Le bas et le haut : deux leviers pour renforcer l’engagement communautaire dans la riposte contre la 17ème épidémie de la Maladie à virus Ebola (MVE)

Michée Kitima
Michée Kitima

Tribune de Michée Kitima

De retour d’une mission d’appui à la riposte contre la 17ème  épidémie de la maladie à virus Ebola (MVE) en Ituri, notamment à Bunia et à Rwampara, une conviction s’impose : cette épidémie, qui frappe d’abord les communautés, ne pourra être maîtrisée sans elles.

Plusieurs acteurs reconnaissent aujourd’hui les défis liés à l’engagement communautaire, notamment l’implication effective des leaders locaux et groupes spécifiques dans la riposte.
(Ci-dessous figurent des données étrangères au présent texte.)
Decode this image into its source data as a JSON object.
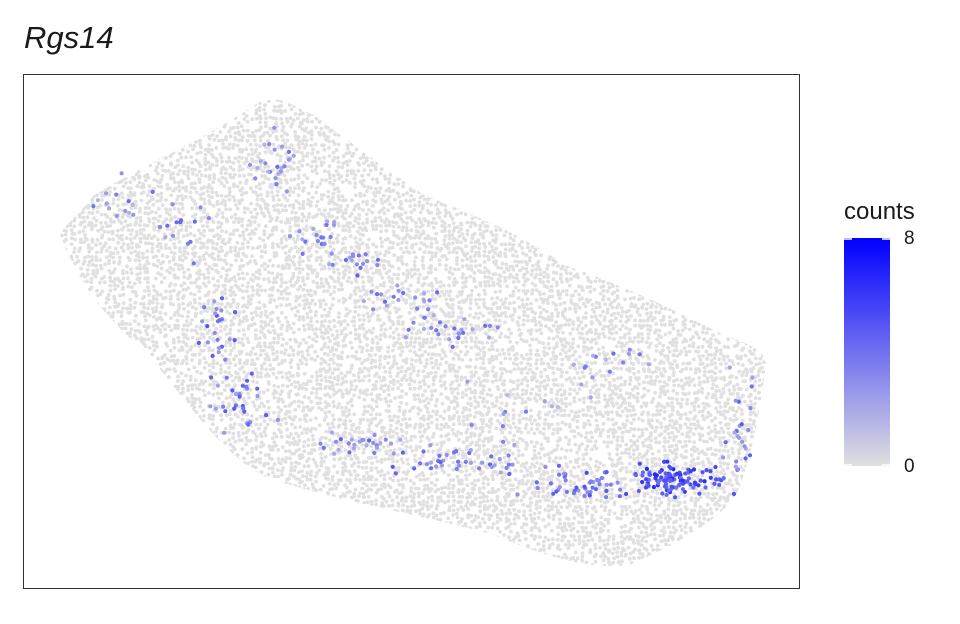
{
  "chart_data": {
    "type": "scatter",
    "title": "Rgs14",
    "xlabel": "",
    "ylabel": "",
    "legend": {
      "title": "counts",
      "min": 0,
      "max": 8,
      "min_label": "0",
      "max_label": "8",
      "low_color": "#e0e0e0",
      "high_color": "#0000ff",
      "placement": "right"
    },
    "background_color": "#e0e0e0",
    "grid": false
  }
}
D’autres identifient déjà la participation communautaire comme l’une des clés de succès. Cependant, très peu s’interrogent réellement sur la manière de rendre cette participation effective, durable et adaptée au contexte local.

Il convient, avant tout, de saluer les efforts importants déployés au quotidien par les autorités sanitaires autour de l’Institut National de Santé Publique (INSP), le personnel de santé, les équipes de riposte, ainsi que les partenaires techniques et financiers, pour contenir cette épidémie et limiter son impact socio-économique sur les communautés.
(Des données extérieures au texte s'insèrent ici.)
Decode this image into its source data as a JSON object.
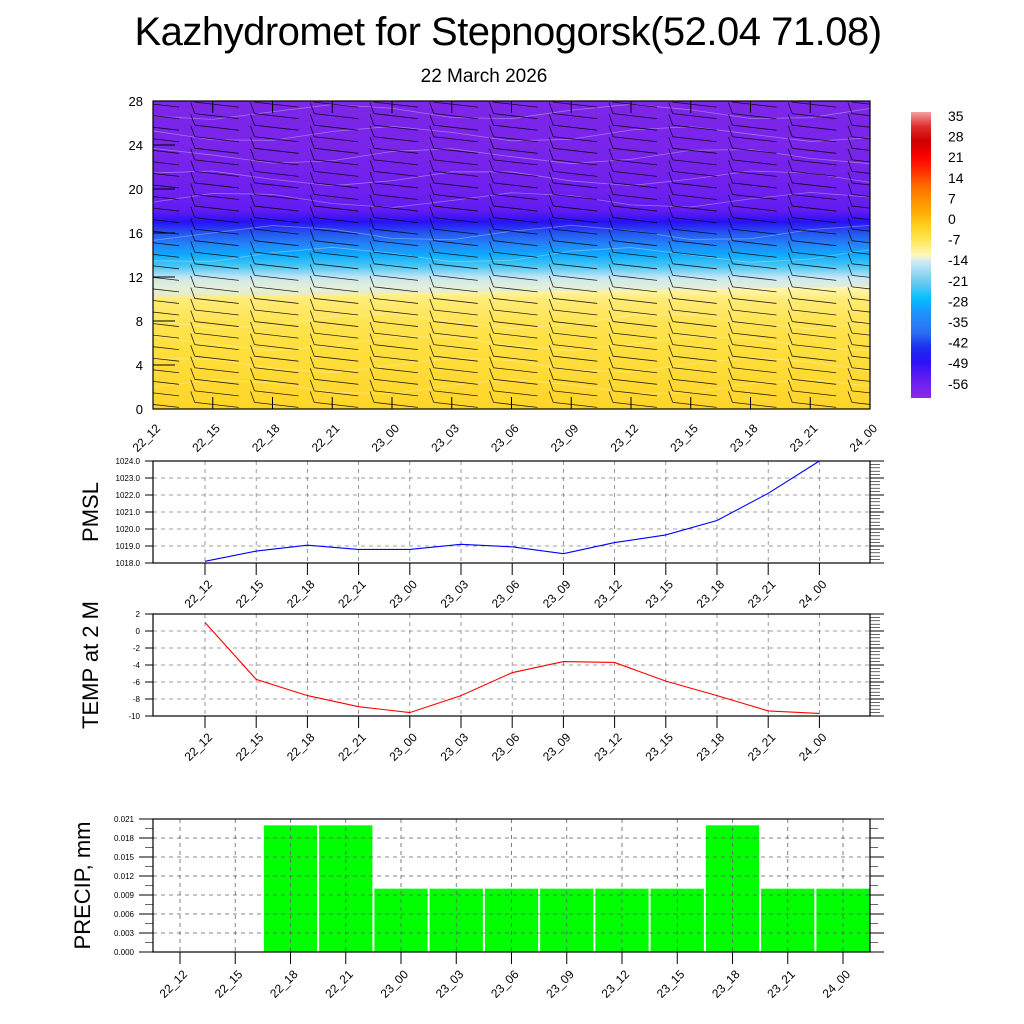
{
  "header": {
    "title": "Kazhydromet for Stepnogorsk(52.04 71.08)",
    "subtitle": "22 March 2026"
  },
  "time_labels": [
    "22_12",
    "22_15",
    "22_18",
    "22_21",
    "23_00",
    "23_03",
    "23_06",
    "23_09",
    "23_12",
    "23_15",
    "23_18",
    "23_21",
    "24_00"
  ],
  "colors": {
    "pmsl_line": "#0000ff",
    "temp_line": "#ff0000",
    "precip_bar": "#00ff00",
    "grid": "#808080"
  },
  "chart_data": [
    {
      "id": "upper-air-cross-section",
      "type": "heatmap",
      "title": "",
      "xlabel": "",
      "ylabel": "",
      "x": [
        "22_12",
        "22_15",
        "22_18",
        "22_21",
        "23_00",
        "23_03",
        "23_06",
        "23_09",
        "23_12",
        "23_15",
        "23_18",
        "23_21",
        "24_00"
      ],
      "ylim": [
        0,
        28
      ],
      "yticks": [
        "0",
        "4",
        "8",
        "12",
        "16",
        "20",
        "24",
        "28"
      ],
      "profile_levels": [
        0,
        2,
        4,
        6,
        8,
        10,
        11,
        12,
        13,
        14,
        15,
        16,
        17,
        18,
        20,
        22,
        24,
        26,
        28
      ],
      "profile_temps": [
        -3,
        -4,
        -5,
        -6,
        -7,
        -9,
        -12,
        -16,
        -24,
        -30,
        -36,
        -42,
        -50,
        -56,
        -58,
        -59,
        -60,
        -60,
        -61
      ],
      "colorbar": {
        "labels": [
          "35",
          "28",
          "21",
          "14",
          "7",
          "0",
          "-7",
          "-14",
          "-21",
          "-28",
          "-35",
          "-42",
          "-49",
          "-56"
        ],
        "range": [
          -63,
          38
        ]
      },
      "overlay": "wind barbs at each time column"
    },
    {
      "id": "pmsl",
      "type": "line",
      "ylabel": "PMSL",
      "ylim": [
        1018.0,
        1024.0
      ],
      "yticks": [
        "1018.0",
        "1019.0",
        "1020.0",
        "1021.0",
        "1022.0",
        "1023.0",
        "1024.0"
      ],
      "categories": [
        "22_12",
        "22_15",
        "22_18",
        "22_21",
        "23_00",
        "23_03",
        "23_06",
        "23_09",
        "23_12",
        "23_15",
        "23_18",
        "23_21",
        "24_00"
      ],
      "series": [
        {
          "name": "PMSL",
          "values": [
            1018.1,
            1018.7,
            1019.05,
            1018.8,
            1018.8,
            1019.1,
            1018.95,
            1018.55,
            1019.2,
            1019.65,
            1020.5,
            1022.1,
            1024.0
          ]
        }
      ],
      "grid": true
    },
    {
      "id": "temp2m",
      "type": "line",
      "ylabel": "TEMP at 2 M",
      "ylim": [
        -10,
        2
      ],
      "yticks": [
        "-10",
        "-8",
        "-6",
        "-4",
        "-2",
        "0",
        "2"
      ],
      "categories": [
        "22_12",
        "22_15",
        "22_18",
        "22_21",
        "23_00",
        "23_03",
        "23_06",
        "23_09",
        "23_12",
        "23_15",
        "23_18",
        "23_21",
        "24_00"
      ],
      "series": [
        {
          "name": "TEMP at 2 M",
          "values": [
            1.0,
            -5.7,
            -7.6,
            -8.9,
            -9.6,
            -7.6,
            -4.9,
            -3.6,
            -3.7,
            -5.9,
            -7.6,
            -9.4,
            -9.7
          ]
        }
      ],
      "grid": true
    },
    {
      "id": "precip",
      "type": "bar",
      "ylabel": "PRECIP, mm",
      "ylim": [
        0,
        0.021
      ],
      "yticks": [
        "0.000",
        "0.003",
        "0.006",
        "0.009",
        "0.012",
        "0.015",
        "0.018",
        "0.021"
      ],
      "categories": [
        "22_12",
        "22_15",
        "22_18",
        "22_21",
        "23_00",
        "23_03",
        "23_06",
        "23_09",
        "23_12",
        "23_15",
        "23_18",
        "23_21",
        "24_00"
      ],
      "values": [
        0,
        0,
        0.02,
        0.02,
        0.01,
        0.01,
        0.01,
        0.01,
        0.01,
        0.01,
        0.02,
        0.01,
        0.01
      ],
      "grid": true
    }
  ]
}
Toutefois, au regard des défis observés sur le terrain, ainsi que de ceux relevés par les organismes habilités, la riposte doit se jouer à deux niveaux complémentaires : en bas, dans les communautés, là où naissent les peurs, les rumeurs, les réticences et les résistances ; et en haut, au niveau institutionnel, là où se construisent le leadership national, la préparation, la confiance et la mobilisation nationale.

  1. Le bas : replacer la communauté au cœur de la riposte

Une épidémie qui naît et se propage au sein des communautés ne peut être maîtrisée durablement sans leur pleine implication. L’engagement communautaire ne doit pas se limiter à la présence des leaders dans les réunions, ni à la simple diffusion de messages conçus à l’avance. Il doit être compris comme un véritable processus de dialogue, d’écoute, de responsabilisation et de co-construction de la réponse, dans lequel les communautés ne sont pas seulement informées, mais associées et impliquées dans le processus de prise de décisions, les actions et le suivi de la riposte.
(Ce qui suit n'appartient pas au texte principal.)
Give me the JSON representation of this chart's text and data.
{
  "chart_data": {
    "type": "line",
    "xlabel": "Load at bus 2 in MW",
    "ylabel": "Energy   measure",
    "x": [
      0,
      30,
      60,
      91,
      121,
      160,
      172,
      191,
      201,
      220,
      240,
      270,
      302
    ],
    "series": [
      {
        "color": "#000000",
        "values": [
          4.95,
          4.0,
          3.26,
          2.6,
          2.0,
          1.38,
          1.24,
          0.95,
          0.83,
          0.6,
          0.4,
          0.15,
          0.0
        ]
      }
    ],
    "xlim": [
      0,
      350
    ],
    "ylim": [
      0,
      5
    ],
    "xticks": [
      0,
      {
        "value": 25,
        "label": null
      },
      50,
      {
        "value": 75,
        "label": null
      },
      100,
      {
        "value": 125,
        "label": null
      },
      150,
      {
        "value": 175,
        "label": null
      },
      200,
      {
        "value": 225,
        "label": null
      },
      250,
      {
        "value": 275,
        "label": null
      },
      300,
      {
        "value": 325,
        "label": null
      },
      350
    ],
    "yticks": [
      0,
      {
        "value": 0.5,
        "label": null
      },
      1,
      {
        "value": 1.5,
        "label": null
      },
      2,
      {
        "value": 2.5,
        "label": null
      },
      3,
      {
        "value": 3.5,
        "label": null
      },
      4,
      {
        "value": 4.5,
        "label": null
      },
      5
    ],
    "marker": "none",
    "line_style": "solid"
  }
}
  1. Mettre en place une équipe CREC locale 

L'une des principales barrières observées sur le terrain est la distance culturelle, linguistique et sociale entre certaines équipes de riposte et les communautés. Lorsque les messages sont portés par des personnes perçues comme étrangères au milieu, la méfiance peut rapidement s'installer, même lorsque les intentions sont bonnes.

Il est donc important de mettre en place, dans chaque aire ou zone concernée, une équipe locale de Communication des Risques et d'Engagement Communautaire (CREC), composée notamment d'un leader d'opinion, d'un membre de la société civile, d'un leader religieux, d'un chef de quartier, d'un représentant de l'autorité coutumière, d'un point focal CREC de la zone de santé et d'un point focal de la Division Provinciale de la Santé (DPS). Dans un contexte des conflits armés et exploitation minière, une approche adaptative est cruciale dans cette réponse. Il s’agit d’identifier les mécanismes d’implication des responsables des carrés miniers et des groupes armés également dans la riposte. Cette équipe devrait être formée, intégrée au plan provincial de riposte, reliée aux autres piliers et dotée de moyens minimaux de fonctionnement.

L'objectif n'est pas de créer une structure parallèle, mais d'ancrer la riposte dans les réalités locales, afin que les communautés ne soient pas seulement des cibles de sensibilisation, mais de véritables actrices de la réponse.

2. Motiver, capaciter et responsabiliser les acteurs communautaires

L'engagement communautaire ne peut pas reposer uniquement sur la bonne volonté. Les leaders, les relais communautaires, les survivants d'Ebola, les représentants religieux, les jeunes, les femmes et les acteurs de la société civile peuvent jouer un rôle déterminant, mais ils font souvent face à des contraintes très concrètes : transport, communication, disponibilité, sécurité et moyens de fonctionnement.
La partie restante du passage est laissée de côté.